L’allargamento a Est dell’Unione Europea uccide le imprese friulane

Prendendo spunto dall’articolo pubblicato il giorno 12 settembre su Il Giornale a firma del presidente di Conftrasporto Paolo Uggè e riguardante l’economia friulana con particolare riferimento al settore dell’autotrasporto merci, come Camera di Commercio di Udine sottolineiamo che l’intervento ha inquadrato perfettamente il problema. L’allargamento a Est dell’Unione Europea, deciso e realizzato certamente in maniera frettolosa, non ha tenuto conto delle disparità fiscali che, a distanza di sei anni, ancora permangono tra vecchi e nuovi Stati comunitari. L’effetto è sotto gli occhi di tutti e la Cciaa udinese si è messa in prima linea per cercare di risolvere una situazione complessa, su cui è necessario intervenire con immediatezza ed efficacia. Un’azione che non ha portato avanti da sola, consapevole che si tratta di una questione che investe diversi livelli istituzionali e interessa più territori: per questo ha voluto coinvolgere, oltre alle associazioni di categoria interessate, anche la Regione Friuli Venezia Giulia – in connessione con la sua rappresentanza a Bruxelles – ma anche i nostri parlamentari, nonché la Camera di Commercio e la Regione della Carinzia, in Austria, il consolato italiano a Monaco e la Camera di Commercio bavarese. Territori vicini, che hanno garantito il loro sostegno a un’azione incisiva, per porre freno a una situazione che, pur interessando un comparto specifico, è destinata a influenzare le fondamenta di tutta l’economia.
Nelle province di Gorizia e Trieste, negli ultimi anni, hanno cessato definitivamente l’attività il 27 per cento delle imprese di autotrasporto merci – un dato doppio rispetto alla media nazionale – e la quota di mercato delle imprese di trasporto slovene sul nostro territorio è paurosamente aumentata. Anche in provincia di Udine la situazione è a dir poco drammatica. È quindi necessario intervenire, senza ritardi. Prendiamo atto, con soddisfazione, che tutte le associazioni degli autotrasportatori si stanno muovendo, unitariamente, per ottenere una maggiore tutela dal nostro governo. Si tratta di armonizzare, ove possibile, costi e tassazioni. Le imprese vogliono poter competere ad armi pari.
Se la storia ci insegna a guardare il passato per non ripetere in futuro gli stessi errori, ci chiediamo che cosa potremo fare quando, dal 1° gennaio 2012, la Croazia entrerà anch’essa nell’Unione Europea.

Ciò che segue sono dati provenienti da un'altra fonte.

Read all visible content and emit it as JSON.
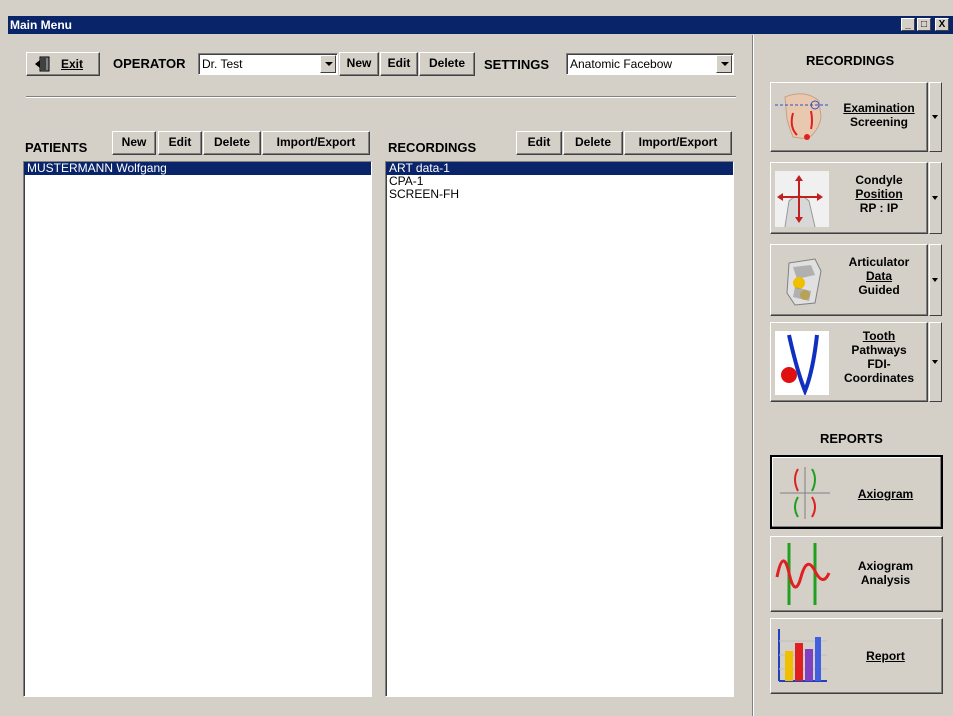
{
  "window": {
    "title": "Main Menu",
    "controls": [
      "_",
      "□",
      "X"
    ]
  },
  "toolbar": {
    "exit_label": "Exit",
    "operator_label": "OPERATOR",
    "operator_value": "Dr. Test",
    "new_label": "New",
    "edit_label": "Edit",
    "delete_label": "Delete",
    "settings_label": "SETTINGS",
    "settings_value": "Anatomic Facebow"
  },
  "patients": {
    "label": "PATIENTS",
    "buttons": {
      "new": "New",
      "edit": "Edit",
      "delete": "Delete",
      "import_export": "Import/Export"
    },
    "items": [
      "MUSTERMANN Wolfgang"
    ],
    "selected_index": 0
  },
  "recordings_list": {
    "label": "RECORDINGS",
    "buttons": {
      "edit": "Edit",
      "delete": "Delete",
      "import_export": "Import/Export"
    },
    "items": [
      "ART data-1",
      "CPA-1",
      "SCREEN-FH"
    ],
    "selected_index": 0
  },
  "right_panel": {
    "recordings_heading": "RECORDINGS",
    "recording_buttons": [
      {
        "lines": [
          "Examination",
          "Screening"
        ],
        "icon": "face-screening-icon"
      },
      {
        "lines": [
          "Condyle",
          "Position",
          "RP : IP"
        ],
        "icon": "condyle-position-icon"
      },
      {
        "lines": [
          "Articulator",
          "Data",
          "Guided"
        ],
        "icon": "articulator-icon"
      },
      {
        "lines": [
          "Tooth",
          "Pathways",
          "FDI-",
          "Coordinates"
        ],
        "icon": "tooth-pathways-icon"
      }
    ],
    "reports_heading": "REPORTS",
    "report_buttons": [
      {
        "lines": [
          "Axiogram"
        ],
        "icon": "axiogram-icon"
      },
      {
        "lines": [
          "Axiogram",
          "Analysis"
        ],
        "icon": "axiogram-analysis-icon"
      },
      {
        "lines": [
          "Report"
        ],
        "icon": "report-chart-icon"
      }
    ]
  },
  "colors": {
    "selection": "#0a246a",
    "face": "#d4d0c8"
  }
}
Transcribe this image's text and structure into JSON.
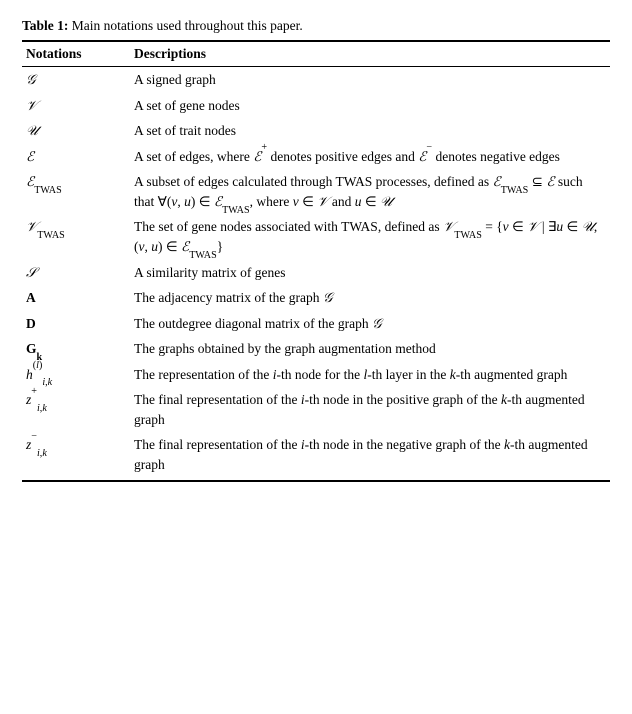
{
  "caption": {
    "label": "Table 1:",
    "text": " Main notations used throughout this paper."
  },
  "headers": {
    "col1": "Notations",
    "col2": "Descriptions"
  },
  "rows": [
    {
      "notation_html": "<span class='math-cal'>𝒢</span>",
      "description_html": "A signed graph"
    },
    {
      "notation_html": "<span class='math-cal'>𝒱</span>",
      "description_html": "A set of gene nodes"
    },
    {
      "notation_html": "<span class='math-cal'>𝒰</span>",
      "description_html": "A set of trait nodes"
    },
    {
      "notation_html": "<span class='math-cal'>ℰ</span>",
      "description_html": "A set of edges, where <span class='math-cal'>ℰ</span><sup>+</sup> denotes positive edges and <span class='math-cal'>ℰ</span><sup>−</sup> denotes negative edges"
    },
    {
      "notation_html": "<span class='math-cal'>ℰ</span><sub>TWAS</sub>",
      "description_html": "A subset of edges calculated through TWAS processes, defined as <span class='math-cal'>ℰ</span><sub>TWAS</sub> ⊆ <span class='math-cal'>ℰ</span> such that ∀(<span class='math'>v</span>, <span class='math'>u</span>) ∈ <span class='math-cal'>ℰ</span><sub>TWAS</sub>, where <span class='math'>v</span> ∈ <span class='math-cal'>𝒱</span> and <span class='math'>u</span> ∈ <span class='math-cal'>𝒰</span>"
    },
    {
      "notation_html": "<span class='math-cal'>𝒱</span><sub>TWAS</sub>",
      "description_html": "The set of gene nodes associated with TWAS, defined as <span class='math-cal'>𝒱</span><sub>TWAS</sub> = {<span class='math'>v</span> ∈ <span class='math-cal'>𝒱</span> | ∃<span class='math'>u</span> ∈ <span class='math-cal'>𝒰</span>, (<span class='math'>v</span>, <span class='math'>u</span>) ∈ <span class='math-cal'>ℰ</span><sub>TWAS</sub>}"
    },
    {
      "notation_html": "<span class='math-cal'>𝒮</span>",
      "description_html": "A similarity matrix of genes"
    },
    {
      "notation_html": "<span class='bold'>A</span>",
      "description_html": "The adjacency matrix of the graph <span class='math-cal'>𝒢</span>"
    },
    {
      "notation_html": "<span class='bold'>D</span>",
      "description_html": "The outdegree diagonal matrix of the graph <span class='math-cal'>𝒢</span>"
    },
    {
      "notation_html": "<span class='bold'>G</span><sub><span class='bold'>k</span></sub>",
      "description_html": "The graphs obtained by the graph augmentation method"
    },
    {
      "notation_html": "<span class='math'>h</span><sup>(<span class='math'>l</span>)</sup><sub><span class='math'>i</span>,<span class='math'>k</span></sub>",
      "description_html": "The representation of the <span class='math'>i</span>-th node for the <span class='math'>l</span>-th layer in the <span class='math'>k</span>-th augmented graph"
    },
    {
      "notation_html": "<span class='math'>z</span><sup>+</sup><sub><span class='math'>i</span>,<span class='math'>k</span></sub>",
      "description_html": "The final representation of the <span class='math'>i</span>-th node in the positive graph of the <span class='math'>k</span>-th augmented graph"
    },
    {
      "notation_html": "<span class='math'>z</span><sup>−</sup><sub><span class='math'>i</span>,<span class='math'>k</span></sub>",
      "description_html": "The final representation of the <span class='math'>i</span>-th node in the negative graph of the <span class='math'>k</span>-th augmented graph",
      "is_last": true
    }
  ]
}
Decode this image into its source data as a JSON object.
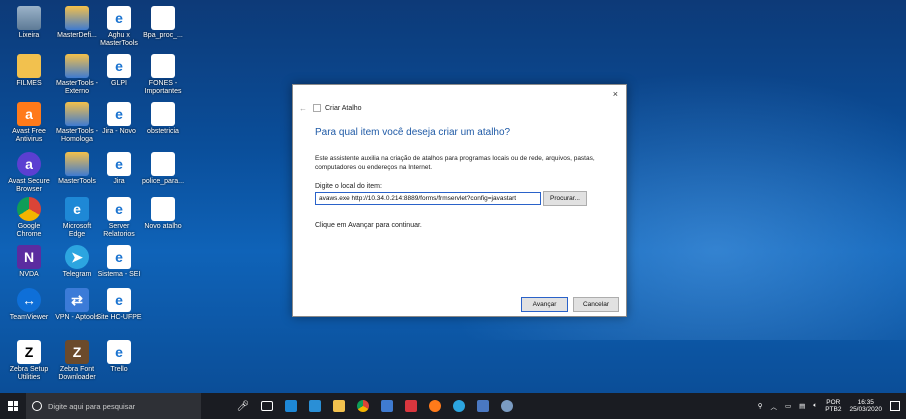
{
  "desktop_icons": [
    {
      "label": "Lixeira",
      "icon": "recycle-bin-icon"
    },
    {
      "label": "MasterDefi...",
      "icon": "mastertools-icon"
    },
    {
      "label": "Aghu x MasterTools",
      "icon": "edge-shortcut-icon"
    },
    {
      "label": "Bpa_proc_...",
      "icon": "document-icon"
    },
    {
      "label": "FILMES",
      "icon": "folder-icon"
    },
    {
      "label": "MasterTools - Externo",
      "icon": "mastertools-icon"
    },
    {
      "label": "GLPI",
      "icon": "edge-shortcut-icon"
    },
    {
      "label": "FONES - Importantes",
      "icon": "document-icon"
    },
    {
      "label": "Avast Free Antivirus",
      "icon": "avast-icon"
    },
    {
      "label": "MasterTools - Homologa",
      "icon": "mastertools-icon"
    },
    {
      "label": "Jira - Novo",
      "icon": "edge-shortcut-icon"
    },
    {
      "label": "obstetricia",
      "icon": "document-icon"
    },
    {
      "label": "Avast Secure Browser",
      "icon": "avast-browser-icon"
    },
    {
      "label": "MasterTools",
      "icon": "mastertools-icon"
    },
    {
      "label": "Jira",
      "icon": "edge-shortcut-icon"
    },
    {
      "label": "police_para...",
      "icon": "document-icon"
    },
    {
      "label": "Google Chrome",
      "icon": "chrome-icon"
    },
    {
      "label": "Microsoft Edge",
      "icon": "microsoft-edge-icon"
    },
    {
      "label": "Server Relatorios",
      "icon": "edge-shortcut-icon"
    },
    {
      "label": "Novo atalho",
      "icon": "document-icon"
    },
    {
      "label": "NVDA",
      "icon": "nvda-icon"
    },
    {
      "label": "Telegram",
      "icon": "telegram-icon"
    },
    {
      "label": "Sistema - SEI",
      "icon": "edge-shortcut-icon"
    },
    {
      "label": "TeamViewer",
      "icon": "teamviewer-icon"
    },
    {
      "label": "VPN - Aptools",
      "icon": "vpn-icon"
    },
    {
      "label": "Site HC-UFPE",
      "icon": "edge-shortcut-icon"
    },
    {
      "label": "Zebra Setup Utilities",
      "icon": "zebra-setup-icon"
    },
    {
      "label": "Zebra Font Downloader",
      "icon": "zebra-font-icon"
    },
    {
      "label": "Trello",
      "icon": "edge-shortcut-icon"
    }
  ],
  "dialog": {
    "window_title": "Criar Atalho",
    "heading": "Para qual item você deseja criar um atalho?",
    "description": "Este assistente auxilia na criação de atalhos para programas locais ou de rede, arquivos, pastas, computadores ou endereços na Internet.",
    "field_label": "Digite o local do item:",
    "field_value": "avaws.exe http://10.34.0.214:8889/forms/frmservlet?config=javastart",
    "browse_label": "Procurar...",
    "hint": "Clique em Avançar para continuar.",
    "next_label": "Avançar",
    "cancel_label": "Cancelar",
    "close_glyph": "×",
    "back_glyph": "←"
  },
  "taskbar": {
    "search_placeholder": "Digite aqui para pesquisar",
    "apps": [
      "microphone-icon",
      "task-view-icon",
      "edge-icon",
      "store-icon",
      "file-explorer-icon",
      "chrome-icon",
      "mastertools-icon",
      "photos-icon",
      "avast-icon",
      "telegram-icon",
      "calculator-icon",
      "settings-icon"
    ],
    "language_line1": "POR",
    "language_line2": "PTB2",
    "time": "16:35",
    "date": "25/03/2020"
  }
}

Di certo, sarà un altro duro colpo per l’autotrasporto friulano, in attesa che poi anche la Turchia entri nel “club europeo”: giacché gli autotrasportatori turchi hanno la loro base operativa proprio al porto di Trieste, il danno per le nostre imprese è garantito.
Quando tutte le aziende di autotrasporto saranno chiuse, qualcuno forse si chiederà cosa è successo. Se lo chiederanno governo e parlamento, che dovrebbero tutelare la sopravvivenza delle aziende italiane? Le organizzazioni sindacali che devono tutelare i posti di lavoro? E dove sono i “rinforzi” per gli organi di Polizia, considerato che in questi anni il nostro territorio del Nord-Est, e il Friuli Venezia Giulia in particolare, ha subito un’invasione da parte di vettori provenienti dall’est? O forse allargare sempre più l’Unione europea ha il solo obiettivo di far progredire economicamente e socialmente nuovi Stati e mandare sul lastrico le imprese e le famiglie di quelli vecchi che confinano con i nuovi arrivati?
Gli autotrasportatori merci sono letteralmente in trincea a combattere questo fenomeno, ma se il problema oggi riguarda principalmente il Friuli Venezia Giulia, domani mattina arriverà in Veneto e poi andrà oltre. E non potranno dirci che non l’avevamo detto…

Giovanni Da Pozzo, presidente della Camera di Commercio di Udine, e Massimo Masotti, componente di giunta della Camera di Commercio di Udine e rappresentante del comparto Trasporti e Spedizioni

Una risposta a “L’allargamento a Est dell’Unione Europea uccide le imprese friulane

  1. Richiediamo a gran voce la clausola di salvaguardia e poi, una volta ottenuta, applichiamola subito per sei mesi e poi ancora un’altra proroga, in modo da dimostrare all’Unione europea che non va assolutamente aperto il cabotaggio libero nel 2014, come consente oggi il Regolamento CE 1072/2009.